La défenderesse s'opposait aux prétentions de la demanderesse dont elle sollicitait la condamnation à lui verser 3000 euros de dommages et intérêts pour procédure abusive et 2000 euros sur le fondement de l'article 700 du code de procédure civile.
Par jugement rendu le 6 mai 2010, le conseil de prud'hommes de FORBACH statuait dans les termes suivants :
" DEBOUTE Madame Angélique X...de l'ensemble de ses demandes.
DEBOUTE la SARL Y...de ses demandes reconventionnelles.
LAISSE à chacune des parties la charge de ses frais. "
Suivant déclaration de son avocat par lettre recommandée avec accusé de réception adressée le 10 juin 2010 à la chambre sociale de la cour d'appel de METZ, Madame Angélique X...a interjeté appel de cette décision qui lui avait été notifiée par lettre recommandée avec accusé de réception signé le 29 mai 2010.

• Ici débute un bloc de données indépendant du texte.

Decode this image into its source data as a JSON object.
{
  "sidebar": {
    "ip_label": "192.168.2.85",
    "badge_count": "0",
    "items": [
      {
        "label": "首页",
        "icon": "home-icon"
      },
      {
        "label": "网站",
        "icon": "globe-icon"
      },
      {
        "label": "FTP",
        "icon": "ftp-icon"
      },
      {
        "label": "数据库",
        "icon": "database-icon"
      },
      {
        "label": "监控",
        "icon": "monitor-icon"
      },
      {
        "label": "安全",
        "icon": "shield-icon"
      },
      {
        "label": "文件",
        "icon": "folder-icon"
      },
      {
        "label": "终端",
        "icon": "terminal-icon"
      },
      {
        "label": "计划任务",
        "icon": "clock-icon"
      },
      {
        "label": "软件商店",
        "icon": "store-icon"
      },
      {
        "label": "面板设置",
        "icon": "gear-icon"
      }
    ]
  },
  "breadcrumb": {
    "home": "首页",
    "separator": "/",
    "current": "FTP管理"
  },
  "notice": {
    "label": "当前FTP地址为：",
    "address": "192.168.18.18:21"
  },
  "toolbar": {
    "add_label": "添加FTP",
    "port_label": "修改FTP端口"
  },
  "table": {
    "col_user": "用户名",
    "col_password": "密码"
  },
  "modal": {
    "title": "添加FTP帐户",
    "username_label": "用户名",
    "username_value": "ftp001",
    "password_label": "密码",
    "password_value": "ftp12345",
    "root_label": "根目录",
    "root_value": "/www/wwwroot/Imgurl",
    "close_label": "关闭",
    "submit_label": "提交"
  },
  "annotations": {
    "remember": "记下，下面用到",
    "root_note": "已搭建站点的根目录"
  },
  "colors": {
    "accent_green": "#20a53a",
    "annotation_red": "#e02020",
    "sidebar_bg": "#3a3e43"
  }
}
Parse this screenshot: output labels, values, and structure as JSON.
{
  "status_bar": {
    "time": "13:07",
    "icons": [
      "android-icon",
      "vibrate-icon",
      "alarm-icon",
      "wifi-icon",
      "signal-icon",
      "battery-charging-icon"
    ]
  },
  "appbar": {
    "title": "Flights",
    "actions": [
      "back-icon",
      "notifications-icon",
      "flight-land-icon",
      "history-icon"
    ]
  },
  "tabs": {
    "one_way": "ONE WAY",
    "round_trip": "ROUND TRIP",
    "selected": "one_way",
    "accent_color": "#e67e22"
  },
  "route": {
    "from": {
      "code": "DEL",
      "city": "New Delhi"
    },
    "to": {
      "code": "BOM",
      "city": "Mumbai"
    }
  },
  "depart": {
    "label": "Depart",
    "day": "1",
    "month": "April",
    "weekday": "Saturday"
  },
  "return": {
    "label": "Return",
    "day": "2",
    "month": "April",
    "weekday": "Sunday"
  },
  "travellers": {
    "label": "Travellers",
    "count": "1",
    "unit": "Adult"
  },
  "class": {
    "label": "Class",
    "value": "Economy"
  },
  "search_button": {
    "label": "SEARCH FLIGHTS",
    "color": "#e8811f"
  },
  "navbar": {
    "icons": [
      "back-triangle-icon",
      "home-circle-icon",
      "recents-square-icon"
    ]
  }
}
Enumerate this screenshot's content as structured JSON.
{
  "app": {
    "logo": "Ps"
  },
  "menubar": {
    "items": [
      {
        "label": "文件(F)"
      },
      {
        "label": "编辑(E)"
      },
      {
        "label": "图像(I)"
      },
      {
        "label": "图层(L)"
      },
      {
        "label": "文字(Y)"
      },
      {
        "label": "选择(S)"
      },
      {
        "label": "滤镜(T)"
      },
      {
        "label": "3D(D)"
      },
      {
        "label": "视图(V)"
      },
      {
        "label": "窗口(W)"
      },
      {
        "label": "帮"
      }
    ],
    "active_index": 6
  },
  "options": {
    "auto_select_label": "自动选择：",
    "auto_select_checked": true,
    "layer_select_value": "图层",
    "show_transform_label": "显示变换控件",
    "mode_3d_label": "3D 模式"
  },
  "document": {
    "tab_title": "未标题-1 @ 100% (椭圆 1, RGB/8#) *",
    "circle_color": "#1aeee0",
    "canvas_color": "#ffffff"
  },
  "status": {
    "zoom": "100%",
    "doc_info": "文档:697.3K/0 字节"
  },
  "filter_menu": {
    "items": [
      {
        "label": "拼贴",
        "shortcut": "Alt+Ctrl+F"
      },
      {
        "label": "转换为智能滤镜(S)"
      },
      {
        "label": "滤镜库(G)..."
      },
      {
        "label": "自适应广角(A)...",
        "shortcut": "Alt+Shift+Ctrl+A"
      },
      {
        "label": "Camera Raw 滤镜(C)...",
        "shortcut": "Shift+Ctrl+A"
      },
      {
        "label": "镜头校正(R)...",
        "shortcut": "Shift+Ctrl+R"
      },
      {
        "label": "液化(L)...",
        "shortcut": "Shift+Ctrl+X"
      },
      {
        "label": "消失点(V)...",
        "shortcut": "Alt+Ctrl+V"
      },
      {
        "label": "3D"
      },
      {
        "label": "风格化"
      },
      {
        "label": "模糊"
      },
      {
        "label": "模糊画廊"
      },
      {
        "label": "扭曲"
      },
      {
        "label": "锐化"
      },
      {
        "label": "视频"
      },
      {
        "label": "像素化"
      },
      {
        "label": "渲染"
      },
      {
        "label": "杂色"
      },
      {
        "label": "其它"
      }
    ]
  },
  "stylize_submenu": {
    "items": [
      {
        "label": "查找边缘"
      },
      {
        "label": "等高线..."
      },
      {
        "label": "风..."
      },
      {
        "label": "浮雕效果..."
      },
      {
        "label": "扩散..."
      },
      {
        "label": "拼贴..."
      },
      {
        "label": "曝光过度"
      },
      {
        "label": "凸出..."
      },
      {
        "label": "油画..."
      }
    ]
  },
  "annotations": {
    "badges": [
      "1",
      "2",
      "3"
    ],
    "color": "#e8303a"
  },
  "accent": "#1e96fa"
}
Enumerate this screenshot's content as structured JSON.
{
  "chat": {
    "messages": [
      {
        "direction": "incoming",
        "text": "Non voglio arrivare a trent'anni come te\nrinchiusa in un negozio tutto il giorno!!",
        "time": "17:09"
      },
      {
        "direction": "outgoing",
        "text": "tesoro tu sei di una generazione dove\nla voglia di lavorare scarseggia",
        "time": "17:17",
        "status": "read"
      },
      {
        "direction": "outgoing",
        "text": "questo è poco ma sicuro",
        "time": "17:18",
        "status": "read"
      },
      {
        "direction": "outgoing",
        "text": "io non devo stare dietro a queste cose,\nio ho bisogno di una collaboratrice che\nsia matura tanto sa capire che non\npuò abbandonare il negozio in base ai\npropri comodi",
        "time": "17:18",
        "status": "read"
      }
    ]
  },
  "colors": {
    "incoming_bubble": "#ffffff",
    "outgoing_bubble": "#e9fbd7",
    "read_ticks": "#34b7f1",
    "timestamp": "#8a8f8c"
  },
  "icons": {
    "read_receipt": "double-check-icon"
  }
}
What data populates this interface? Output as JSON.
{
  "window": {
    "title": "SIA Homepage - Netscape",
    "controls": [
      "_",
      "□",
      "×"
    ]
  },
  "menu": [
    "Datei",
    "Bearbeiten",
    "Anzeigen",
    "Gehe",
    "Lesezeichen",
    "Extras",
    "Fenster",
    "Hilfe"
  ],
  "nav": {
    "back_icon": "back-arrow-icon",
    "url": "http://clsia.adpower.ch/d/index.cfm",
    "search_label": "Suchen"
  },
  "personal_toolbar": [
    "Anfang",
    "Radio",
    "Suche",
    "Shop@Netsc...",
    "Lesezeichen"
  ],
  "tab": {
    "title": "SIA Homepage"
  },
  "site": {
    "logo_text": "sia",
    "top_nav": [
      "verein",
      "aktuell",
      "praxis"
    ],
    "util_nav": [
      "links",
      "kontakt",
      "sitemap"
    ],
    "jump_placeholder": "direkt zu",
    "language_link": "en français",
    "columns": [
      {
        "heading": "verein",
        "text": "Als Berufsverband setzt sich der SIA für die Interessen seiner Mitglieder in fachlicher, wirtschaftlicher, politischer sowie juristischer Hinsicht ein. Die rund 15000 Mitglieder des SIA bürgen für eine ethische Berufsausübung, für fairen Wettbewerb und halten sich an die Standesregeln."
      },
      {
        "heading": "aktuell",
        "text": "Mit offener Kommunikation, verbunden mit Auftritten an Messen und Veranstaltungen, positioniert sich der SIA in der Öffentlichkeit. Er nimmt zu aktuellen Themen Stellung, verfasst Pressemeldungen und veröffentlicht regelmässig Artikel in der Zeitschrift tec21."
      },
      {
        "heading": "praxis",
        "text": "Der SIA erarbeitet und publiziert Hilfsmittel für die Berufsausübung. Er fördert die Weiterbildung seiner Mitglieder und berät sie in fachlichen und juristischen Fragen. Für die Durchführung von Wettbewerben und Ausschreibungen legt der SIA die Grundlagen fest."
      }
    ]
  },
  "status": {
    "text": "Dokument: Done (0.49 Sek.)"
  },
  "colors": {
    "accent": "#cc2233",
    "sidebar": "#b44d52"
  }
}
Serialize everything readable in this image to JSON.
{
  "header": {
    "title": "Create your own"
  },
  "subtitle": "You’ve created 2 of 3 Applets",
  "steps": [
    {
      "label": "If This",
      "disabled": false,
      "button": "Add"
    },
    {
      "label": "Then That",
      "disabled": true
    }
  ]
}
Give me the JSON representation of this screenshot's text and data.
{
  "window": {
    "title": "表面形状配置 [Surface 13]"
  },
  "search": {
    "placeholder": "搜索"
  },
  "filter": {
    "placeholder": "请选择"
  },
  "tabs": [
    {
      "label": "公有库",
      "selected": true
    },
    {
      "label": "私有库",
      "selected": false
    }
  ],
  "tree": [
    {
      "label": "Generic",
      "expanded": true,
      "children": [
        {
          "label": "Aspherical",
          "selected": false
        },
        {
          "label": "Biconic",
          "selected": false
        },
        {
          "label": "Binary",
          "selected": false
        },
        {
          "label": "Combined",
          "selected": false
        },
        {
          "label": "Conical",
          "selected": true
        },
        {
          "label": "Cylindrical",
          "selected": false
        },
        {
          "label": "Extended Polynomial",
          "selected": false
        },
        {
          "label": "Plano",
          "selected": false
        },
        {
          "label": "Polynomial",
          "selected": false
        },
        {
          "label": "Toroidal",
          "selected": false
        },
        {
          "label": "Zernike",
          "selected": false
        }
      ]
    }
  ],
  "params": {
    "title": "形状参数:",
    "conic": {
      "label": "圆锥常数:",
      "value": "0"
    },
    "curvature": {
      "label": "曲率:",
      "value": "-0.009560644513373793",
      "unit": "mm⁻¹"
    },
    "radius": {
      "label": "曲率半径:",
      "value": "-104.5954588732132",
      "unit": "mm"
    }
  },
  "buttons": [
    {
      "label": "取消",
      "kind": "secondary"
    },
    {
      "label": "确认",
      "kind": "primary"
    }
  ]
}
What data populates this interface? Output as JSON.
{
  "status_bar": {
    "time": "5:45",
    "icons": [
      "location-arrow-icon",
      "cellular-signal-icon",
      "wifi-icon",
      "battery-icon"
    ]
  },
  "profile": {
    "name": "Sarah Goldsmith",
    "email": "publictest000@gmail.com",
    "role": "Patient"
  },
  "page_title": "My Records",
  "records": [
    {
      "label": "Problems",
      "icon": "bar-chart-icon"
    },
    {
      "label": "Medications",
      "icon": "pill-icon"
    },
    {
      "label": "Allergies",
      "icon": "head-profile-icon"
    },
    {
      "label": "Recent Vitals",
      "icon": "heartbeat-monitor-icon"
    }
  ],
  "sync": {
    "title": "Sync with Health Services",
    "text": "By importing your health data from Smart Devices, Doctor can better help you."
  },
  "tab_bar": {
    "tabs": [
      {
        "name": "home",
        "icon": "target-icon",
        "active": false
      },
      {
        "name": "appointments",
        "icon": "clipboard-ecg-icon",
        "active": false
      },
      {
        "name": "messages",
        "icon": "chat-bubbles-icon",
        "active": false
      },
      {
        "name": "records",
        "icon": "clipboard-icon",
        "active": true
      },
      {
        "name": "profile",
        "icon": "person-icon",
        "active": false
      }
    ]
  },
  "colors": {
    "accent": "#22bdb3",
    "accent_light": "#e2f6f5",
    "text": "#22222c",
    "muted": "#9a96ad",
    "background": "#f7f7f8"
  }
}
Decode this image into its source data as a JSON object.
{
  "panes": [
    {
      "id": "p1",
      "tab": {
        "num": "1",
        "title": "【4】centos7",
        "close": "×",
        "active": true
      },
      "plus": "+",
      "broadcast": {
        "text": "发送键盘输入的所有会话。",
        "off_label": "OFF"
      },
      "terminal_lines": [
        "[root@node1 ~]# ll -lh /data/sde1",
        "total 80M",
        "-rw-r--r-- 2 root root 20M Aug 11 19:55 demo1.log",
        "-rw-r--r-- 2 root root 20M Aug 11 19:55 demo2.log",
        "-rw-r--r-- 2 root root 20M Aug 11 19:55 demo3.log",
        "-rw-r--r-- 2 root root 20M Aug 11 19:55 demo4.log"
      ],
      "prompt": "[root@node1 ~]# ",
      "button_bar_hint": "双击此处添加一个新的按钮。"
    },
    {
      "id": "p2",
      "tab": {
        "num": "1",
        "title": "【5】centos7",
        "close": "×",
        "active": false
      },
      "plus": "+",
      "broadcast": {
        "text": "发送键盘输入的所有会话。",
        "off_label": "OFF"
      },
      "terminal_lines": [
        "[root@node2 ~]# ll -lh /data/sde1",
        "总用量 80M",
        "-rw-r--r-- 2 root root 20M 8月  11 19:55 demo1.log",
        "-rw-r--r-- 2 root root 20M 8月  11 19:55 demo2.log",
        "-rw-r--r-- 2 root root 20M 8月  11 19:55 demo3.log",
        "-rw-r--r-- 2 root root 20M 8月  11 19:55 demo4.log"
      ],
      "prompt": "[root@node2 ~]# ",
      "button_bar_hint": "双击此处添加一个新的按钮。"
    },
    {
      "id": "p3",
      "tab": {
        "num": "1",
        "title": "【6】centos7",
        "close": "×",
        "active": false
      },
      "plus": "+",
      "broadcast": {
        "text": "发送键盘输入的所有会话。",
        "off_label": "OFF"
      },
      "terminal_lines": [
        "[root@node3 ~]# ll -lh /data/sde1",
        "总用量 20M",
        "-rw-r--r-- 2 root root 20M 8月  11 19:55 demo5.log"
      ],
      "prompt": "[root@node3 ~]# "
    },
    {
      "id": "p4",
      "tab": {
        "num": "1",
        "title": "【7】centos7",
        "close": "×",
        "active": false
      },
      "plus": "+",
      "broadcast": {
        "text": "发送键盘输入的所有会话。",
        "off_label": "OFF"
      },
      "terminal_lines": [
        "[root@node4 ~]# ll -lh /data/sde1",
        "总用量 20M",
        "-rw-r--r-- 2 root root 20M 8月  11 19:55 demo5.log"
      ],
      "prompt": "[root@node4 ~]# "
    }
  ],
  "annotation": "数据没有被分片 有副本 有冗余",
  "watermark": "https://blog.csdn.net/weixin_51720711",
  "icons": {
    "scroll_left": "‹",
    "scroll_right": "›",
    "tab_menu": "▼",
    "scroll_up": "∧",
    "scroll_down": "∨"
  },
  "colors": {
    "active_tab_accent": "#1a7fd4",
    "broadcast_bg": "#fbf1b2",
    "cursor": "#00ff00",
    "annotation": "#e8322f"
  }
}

Par conclusions de son avocat présentées en cause d'appel et reprises oralement à l'audience de plaidoirie, Madame X...demande à la cour de :
INFIRMER le jugement rendu par le conseil de prud'hommes de FORBACH le 6 mai 2010 en toutes ses dispositions
ET, STATUANT A NOUVEAU,
CONDAMNER la SARL Y...à verser à Mademoiselle X...une somme de 168, 29 € brut au titre du rappel de salaire
CONDAMNER la SARL Y...à verser à Mademoiselle X...une somme de 2753, 08 € brut au titre de l'indemnité compensatrice de préavis
CONDAMNER la SARL Y...à verser à Mademoiselle X...une somme de 275, 31 € brut au titre de l'indemnité compensatrice de congés payés sur préavis
CONDAMNER la SARL Y...à verser à Mademoiselle X...une somme de 15000 € brut à titre de dommages et intérêts pour harcèlement moral
CONDAMNER la SARL Y...à verser à Mademoiselle X...une somme de 1800 € brut au titre de l'article 700 du code de procédure civile, de première instance
CONDAMNER la SARL Y...à verser à Mademoiselle X...une somme de 2800 € brut au titre de l'article 700 du code de procédure civile, à hauteur de cour
CONDAMNER la SARL Y...en tous les frais et dépens, d'instance et d'appel.
Par conclusions de son avocat présentées en cause d'appel et reprises oralement à l'audience de plaidoirie, la société Y..., formant appel incident demande à la cour de :
CONFIRMER le jugement du conseil de prud'hommes de FORBACH en date du 6 mai 2010 en ce qu'il a débouté Mademoiselle X...de toutes ses demandes.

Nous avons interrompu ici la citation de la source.